Пассажиров снова пригласили в самолет. Они прошли по удручающей полуденной жаре. Гундлах снова обратился к газетам. Пресса Никарагуа проявляла сдержанность, но торжество и энтузиазм угадывались: наступлению партизанских отрядов уделялось больше места, чем в газетах Панамы, но подчеркивалось, что это — если вспомнить о собственном опыте — вряд ли можно счесть решающей битвой.

— Скоро мы будем в Тегусе.

Глэдис назвала столицу Гондураса ее сокращенным именем, как все местные жители, и действительно, минут через двадцать после старта самолет пошел на посадку. Гундлах снова почувствовал тревогу.

Он мысленно повторил, что им предстоит в ближайшие часы: прямо из аэропорта — в шикарную гостиницу «Гондурас-Майя», это для конспирации, там берут напрокат машину, едут по «Межокеанскому шоссе» на юг, потом сворачивают на Панамериканскую дорогу и до Ла Горен, городка у границы Сальвадора. Протяженность границы более 300 километров. В стороне от шоссе она почти не охраняется, а сразу за ней —территория, освобожденная повстанцами, партизанские районы.
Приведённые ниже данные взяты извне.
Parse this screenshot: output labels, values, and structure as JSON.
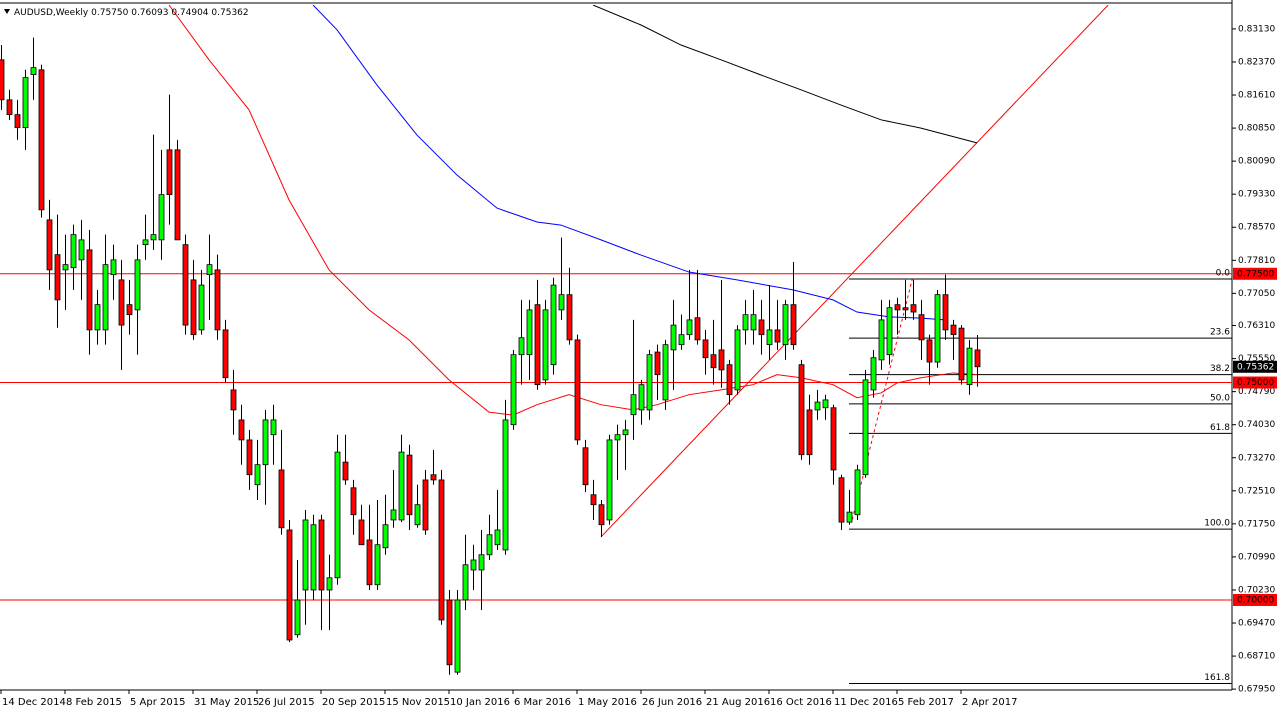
{
  "chart_data": {
    "type": "candlestick",
    "symbol": "AUDUSD,Weekly",
    "ohlc_labels": [
      "0.75750",
      "0.76093",
      "0.74904",
      "0.75362"
    ],
    "up_color": "#00ff00",
    "down_color": "#ff0000",
    "xlim": [
      -0.125,
      153.875
    ],
    "ylim": [
      0.6793,
      0.8368
    ],
    "yticks": [
      {
        "value": 0.8313,
        "label": "0.83130"
      },
      {
        "value": 0.8237,
        "label": "0.82370"
      },
      {
        "value": 0.8161,
        "label": "0.81610"
      },
      {
        "value": 0.8085,
        "label": "0.80850"
      },
      {
        "value": 0.8009,
        "label": "0.80090"
      },
      {
        "value": 0.7933,
        "label": "0.79330"
      },
      {
        "value": 0.7857,
        "label": "0.78570"
      },
      {
        "value": 0.7781,
        "label": "0.77810"
      },
      {
        "value": 0.7705,
        "label": "0.77050"
      },
      {
        "value": 0.7631,
        "label": "0.76310"
      },
      {
        "value": 0.7555,
        "label": "0.75550"
      },
      {
        "value": 0.7479,
        "label": "0.74790"
      },
      {
        "value": 0.7403,
        "label": "0.74030"
      },
      {
        "value": 0.7327,
        "label": "0.73270"
      },
      {
        "value": 0.7251,
        "label": "0.72510"
      },
      {
        "value": 0.7175,
        "label": "0.71750"
      },
      {
        "value": 0.7099,
        "label": "0.70990"
      },
      {
        "value": 0.7023,
        "label": "0.70230"
      },
      {
        "value": 0.6947,
        "label": "0.69470"
      },
      {
        "value": 0.6871,
        "label": "0.68710"
      },
      {
        "value": 0.6795,
        "label": "0.67950"
      }
    ],
    "xticks": [
      {
        "value": 0,
        "label": "14 Dec 2014"
      },
      {
        "value": 8,
        "label": "8 Feb 2015"
      },
      {
        "value": 16,
        "label": "5 Apr 2015"
      },
      {
        "value": 24,
        "label": "31 May 2015"
      },
      {
        "value": 32,
        "label": "26 Jul 2015"
      },
      {
        "value": 40,
        "label": "20 Sep 2015"
      },
      {
        "value": 48,
        "label": "15 Nov 2015"
      },
      {
        "value": 56,
        "label": "10 Jan 2016"
      },
      {
        "value": 64,
        "label": "6 Mar 2016"
      },
      {
        "value": 72,
        "label": "1 May 2016"
      },
      {
        "value": 80,
        "label": "26 Jun 2016"
      },
      {
        "value": 88,
        "label": "21 Aug 2016"
      },
      {
        "value": 96,
        "label": "16 Oct 2016"
      },
      {
        "value": 104,
        "label": "11 Dec 2016"
      },
      {
        "value": 112,
        "label": "5 Feb 2017"
      },
      {
        "value": 120,
        "label": "2 Apr 2017"
      }
    ],
    "candles": [
      [
        0.8242,
        0.8276,
        0.8127,
        0.815
      ],
      [
        0.815,
        0.8173,
        0.8104,
        0.8116
      ],
      [
        0.8116,
        0.815,
        0.8058,
        0.8086
      ],
      [
        0.8086,
        0.8219,
        0.8035,
        0.8201
      ],
      [
        0.8208,
        0.8293,
        0.815,
        0.8224
      ],
      [
        0.8219,
        0.8231,
        0.7879,
        0.7897
      ],
      [
        0.7874,
        0.792,
        0.7713,
        0.7759
      ],
      [
        0.7794,
        0.7886,
        0.7626,
        0.769
      ],
      [
        0.7759,
        0.784,
        0.7667,
        0.7771
      ],
      [
        0.7764,
        0.7863,
        0.7713,
        0.784
      ],
      [
        0.7782,
        0.7874,
        0.769,
        0.7828
      ],
      [
        0.7805,
        0.7851,
        0.7564,
        0.7621
      ],
      [
        0.7621,
        0.7713,
        0.7587,
        0.7679
      ],
      [
        0.7621,
        0.784,
        0.7587,
        0.7771
      ],
      [
        0.7748,
        0.7817,
        0.769,
        0.7782
      ],
      [
        0.7736,
        0.7782,
        0.7529,
        0.7632
      ],
      [
        0.7679,
        0.7736,
        0.761,
        0.7656
      ],
      [
        0.7667,
        0.7817,
        0.7564,
        0.7782
      ],
      [
        0.7817,
        0.7886,
        0.7782,
        0.7828
      ],
      [
        0.7828,
        0.807,
        0.7805,
        0.784
      ],
      [
        0.7828,
        0.8035,
        0.7782,
        0.7932
      ],
      [
        0.8035,
        0.8162,
        0.7863,
        0.7932
      ],
      [
        0.8035,
        0.8058,
        0.7828,
        0.7828
      ],
      [
        0.7817,
        0.784,
        0.761,
        0.7632
      ],
      [
        0.7736,
        0.7782,
        0.7598,
        0.761
      ],
      [
        0.7621,
        0.7759,
        0.761,
        0.7724
      ],
      [
        0.7748,
        0.784,
        0.7644,
        0.7771
      ],
      [
        0.7759,
        0.7794,
        0.7598,
        0.7621
      ],
      [
        0.7621,
        0.7644,
        0.7501,
        0.7511
      ],
      [
        0.7483,
        0.7529,
        0.738,
        0.7437
      ],
      [
        0.7414,
        0.7449,
        0.7311,
        0.7368
      ],
      [
        0.7368,
        0.7391,
        0.7253,
        0.7288
      ],
      [
        0.7265,
        0.7368,
        0.723,
        0.7311
      ],
      [
        0.7311,
        0.7437,
        0.7219,
        0.7414
      ],
      [
        0.738,
        0.7449,
        0.7311,
        0.7414
      ],
      [
        0.7299,
        0.7391,
        0.715,
        0.7166
      ],
      [
        0.7161,
        0.7184,
        0.6903,
        0.6908
      ],
      [
        0.692,
        0.7092,
        0.6913,
        0.7
      ],
      [
        0.7023,
        0.7207,
        0.6943,
        0.7184
      ],
      [
        0.7023,
        0.7196,
        0.7,
        0.7173
      ],
      [
        0.7184,
        0.7196,
        0.6931,
        0.7023
      ],
      [
        0.7023,
        0.7104,
        0.6931,
        0.7051
      ],
      [
        0.7051,
        0.738,
        0.7035,
        0.734
      ],
      [
        0.7317,
        0.738,
        0.7265,
        0.7276
      ],
      [
        0.7258,
        0.7276,
        0.715,
        0.7196
      ],
      [
        0.7184,
        0.7219,
        0.7127,
        0.7127
      ],
      [
        0.7138,
        0.7219,
        0.7023,
        0.7035
      ],
      [
        0.7035,
        0.723,
        0.7023,
        0.7127
      ],
      [
        0.712,
        0.7242,
        0.7104,
        0.7173
      ],
      [
        0.7184,
        0.7299,
        0.7166,
        0.7207
      ],
      [
        0.7184,
        0.738,
        0.7179,
        0.734
      ],
      [
        0.7333,
        0.7357,
        0.7161,
        0.7196
      ],
      [
        0.7173,
        0.7265,
        0.7166,
        0.7219
      ],
      [
        0.7276,
        0.7299,
        0.715,
        0.7161
      ],
      [
        0.7288,
        0.7345,
        0.7265,
        0.7276
      ],
      [
        0.7276,
        0.7299,
        0.6943,
        0.6954
      ],
      [
        0.7,
        0.7023,
        0.6828,
        0.6851
      ],
      [
        0.6834,
        0.7023,
        0.6828,
        0.7
      ],
      [
        0.7,
        0.715,
        0.6977,
        0.7081
      ],
      [
        0.7069,
        0.7127,
        0.7023,
        0.7092
      ],
      [
        0.7069,
        0.7161,
        0.6977,
        0.7104
      ],
      [
        0.7104,
        0.7196,
        0.7092,
        0.715
      ],
      [
        0.7127,
        0.7253,
        0.7115,
        0.7161
      ],
      [
        0.7115,
        0.746,
        0.7104,
        0.7414
      ],
      [
        0.7403,
        0.7575,
        0.7391,
        0.7564
      ],
      [
        0.7564,
        0.769,
        0.7495,
        0.7603
      ],
      [
        0.7564,
        0.769,
        0.7506,
        0.7667
      ],
      [
        0.7679,
        0.7736,
        0.7483,
        0.7495
      ],
      [
        0.7506,
        0.769,
        0.7495,
        0.7667
      ],
      [
        0.7541,
        0.7741,
        0.7518,
        0.7724
      ],
      [
        0.7667,
        0.7833,
        0.7644,
        0.7702
      ],
      [
        0.7702,
        0.7764,
        0.7587,
        0.7598
      ],
      [
        0.7598,
        0.761,
        0.7357,
        0.7368
      ],
      [
        0.735,
        0.7368,
        0.7248,
        0.7265
      ],
      [
        0.7242,
        0.7276,
        0.7184,
        0.7219
      ],
      [
        0.7219,
        0.723,
        0.7145,
        0.7173
      ],
      [
        0.7184,
        0.738,
        0.7173,
        0.7368
      ],
      [
        0.7368,
        0.7403,
        0.7276,
        0.738
      ],
      [
        0.738,
        0.7414,
        0.7299,
        0.7391
      ],
      [
        0.7426,
        0.7644,
        0.7368,
        0.7472
      ],
      [
        0.7437,
        0.7506,
        0.7403,
        0.7495
      ],
      [
        0.7437,
        0.7575,
        0.7414,
        0.7564
      ],
      [
        0.757,
        0.7587,
        0.746,
        0.7518
      ],
      [
        0.746,
        0.7598,
        0.7437,
        0.7587
      ],
      [
        0.7575,
        0.769,
        0.7483,
        0.7632
      ],
      [
        0.7587,
        0.7656,
        0.7575,
        0.761
      ],
      [
        0.761,
        0.7759,
        0.7598,
        0.7644
      ],
      [
        0.7649,
        0.7759,
        0.7587,
        0.7598
      ],
      [
        0.7598,
        0.7621,
        0.7518,
        0.7557
      ],
      [
        0.7564,
        0.7644,
        0.7495,
        0.7534
      ],
      [
        0.7575,
        0.7736,
        0.7488,
        0.7529
      ],
      [
        0.7541,
        0.7552,
        0.7449,
        0.7472
      ],
      [
        0.7483,
        0.7632,
        0.7472,
        0.7621
      ],
      [
        0.7621,
        0.769,
        0.7587,
        0.7656
      ],
      [
        0.7621,
        0.7713,
        0.7587,
        0.7656
      ],
      [
        0.7644,
        0.769,
        0.7564,
        0.761
      ],
      [
        0.7587,
        0.7724,
        0.7552,
        0.7621
      ],
      [
        0.7621,
        0.769,
        0.7575,
        0.7593
      ],
      [
        0.7587,
        0.769,
        0.7552,
        0.7679
      ],
      [
        0.7679,
        0.7777,
        0.7575,
        0.7587
      ],
      [
        0.7541,
        0.7552,
        0.7322,
        0.7334
      ],
      [
        0.7437,
        0.7472,
        0.7311,
        0.7334
      ],
      [
        0.7437,
        0.7483,
        0.7414,
        0.7455
      ],
      [
        0.7442,
        0.7472,
        0.7414,
        0.746
      ],
      [
        0.7442,
        0.7449,
        0.7265,
        0.7299
      ],
      [
        0.7281,
        0.7288,
        0.7161,
        0.7179
      ],
      [
        0.7179,
        0.7253,
        0.7173,
        0.7202
      ],
      [
        0.7196,
        0.7311,
        0.7184,
        0.7299
      ],
      [
        0.7288,
        0.7529,
        0.7281,
        0.7506
      ],
      [
        0.7483,
        0.7575,
        0.7465,
        0.7557
      ],
      [
        0.7552,
        0.769,
        0.7529,
        0.7644
      ],
      [
        0.7564,
        0.769,
        0.7541,
        0.7672
      ],
      [
        0.7679,
        0.7695,
        0.761,
        0.7667
      ],
      [
        0.7672,
        0.7736,
        0.7644,
        0.7667
      ],
      [
        0.7679,
        0.7736,
        0.7644,
        0.7662
      ],
      [
        0.7656,
        0.769,
        0.7552,
        0.7598
      ],
      [
        0.7598,
        0.761,
        0.7495,
        0.7547
      ],
      [
        0.7547,
        0.7713,
        0.7534,
        0.7702
      ],
      [
        0.7702,
        0.7748,
        0.7598,
        0.7621
      ],
      [
        0.7632,
        0.7644,
        0.7552,
        0.761
      ],
      [
        0.7625,
        0.7632,
        0.7495,
        0.7506
      ],
      [
        0.7495,
        0.7598,
        0.7472,
        0.7579
      ],
      [
        0.7575,
        0.76093,
        0.74904,
        0.75362
      ]
    ],
    "series": [
      {
        "color": "#ff0000",
        "x": [
          21,
          26,
          31,
          36,
          41,
          46,
          51,
          56,
          61,
          64,
          67,
          71,
          75,
          79,
          82,
          86,
          90,
          94,
          97,
          100,
          104,
          107,
          110,
          112,
          115,
          119,
          122
        ],
        "values": [
          0.8368,
          0.8242,
          0.8127,
          0.792,
          0.7759,
          0.7667,
          0.7598,
          0.7506,
          0.7432,
          0.7425,
          0.7449,
          0.7472,
          0.7449,
          0.7437,
          0.7449,
          0.7472,
          0.7483,
          0.7495,
          0.7518,
          0.7511,
          0.7495,
          0.7465,
          0.7476,
          0.7499,
          0.7511,
          0.7522,
          0.7518
        ]
      },
      {
        "color": "#0000ff",
        "x": [
          39,
          42,
          47,
          52,
          57,
          62,
          67,
          70,
          75,
          80,
          86,
          92,
          99,
          104,
          107,
          111,
          115,
          118
        ],
        "values": [
          0.8368,
          0.8311,
          0.8184,
          0.8069,
          0.7977,
          0.7901,
          0.7869,
          0.7862,
          0.7828,
          0.7793,
          0.7754,
          0.7736,
          0.7713,
          0.769,
          0.7662,
          0.7651,
          0.7648,
          0.7644
        ]
      },
      {
        "color": "#000000",
        "x": [
          74,
          80,
          85,
          90,
          95,
          100,
          105,
          110,
          115,
          122
        ],
        "values": [
          0.8368,
          0.8322,
          0.8276,
          0.8242,
          0.8207,
          0.8173,
          0.8138,
          0.8104,
          0.8085,
          0.8051
        ]
      }
    ],
    "hlines": [
      {
        "value": 0.775,
        "label": "0.77500"
      },
      {
        "value": 0.75,
        "label": "0.75000"
      },
      {
        "value": 0.7,
        "label": "0.70000"
      }
    ],
    "hline_color": "#ff0000",
    "trendline": {
      "color": "#ff0000",
      "x": [
        75,
        138.4
      ],
      "values": [
        0.7145,
        0.8368
      ]
    },
    "fibonacci": {
      "x0": 106,
      "connector_x": [
        106.4,
        113.9
      ],
      "connector_values": [
        0.7185,
        0.7737
      ],
      "levels": [
        {
          "label": "0.0",
          "value": 0.7738
        },
        {
          "label": "23.6",
          "value": 0.7602
        },
        {
          "label": "38.2",
          "value": 0.7518
        },
        {
          "label": "50.0",
          "value": 0.7451
        },
        {
          "label": "61.8",
          "value": 0.7383
        },
        {
          "label": "100.0",
          "value": 0.7163
        },
        {
          "label": "161.8",
          "value": 0.6808
        }
      ]
    }
  }
}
Толчок, скрип резины, самолет, покачиваясь, покатил по бетонной дорожке. Снова становится душно, пассажиры, толкаясь, торопятся к выходу. Гундлах берет ручной багаж. Пока к борту подгоняют трап, в самолете тишина, тревога его неизвестно почему еще более возросла. Он убеждает себя, что надо радоваться: как-никак они оправдали надежды, поручение выполнили (правда, точной суммы, которую перевели в Сальвадор с их номерного счета в Швейцарии, он не знал), что немало способствует нынешнему ходу событий! А если рассчитывать позицию на несколько ходов вперед? Все видится как-то неясно, размыто, Тегусигальпа, расположенная на высоте тысячи метров над уровнем океана, встретила их весело полощущимися на ветру флагами. Климат здесь как на курорте — мягкий, воздух напоен солнцем; несмотря на запах керосина, можно уловить аромат цветов и смолистый дух сосен, идущий со склонов окрестных холмов; линия горизонта обозначена зеленой цепью гор.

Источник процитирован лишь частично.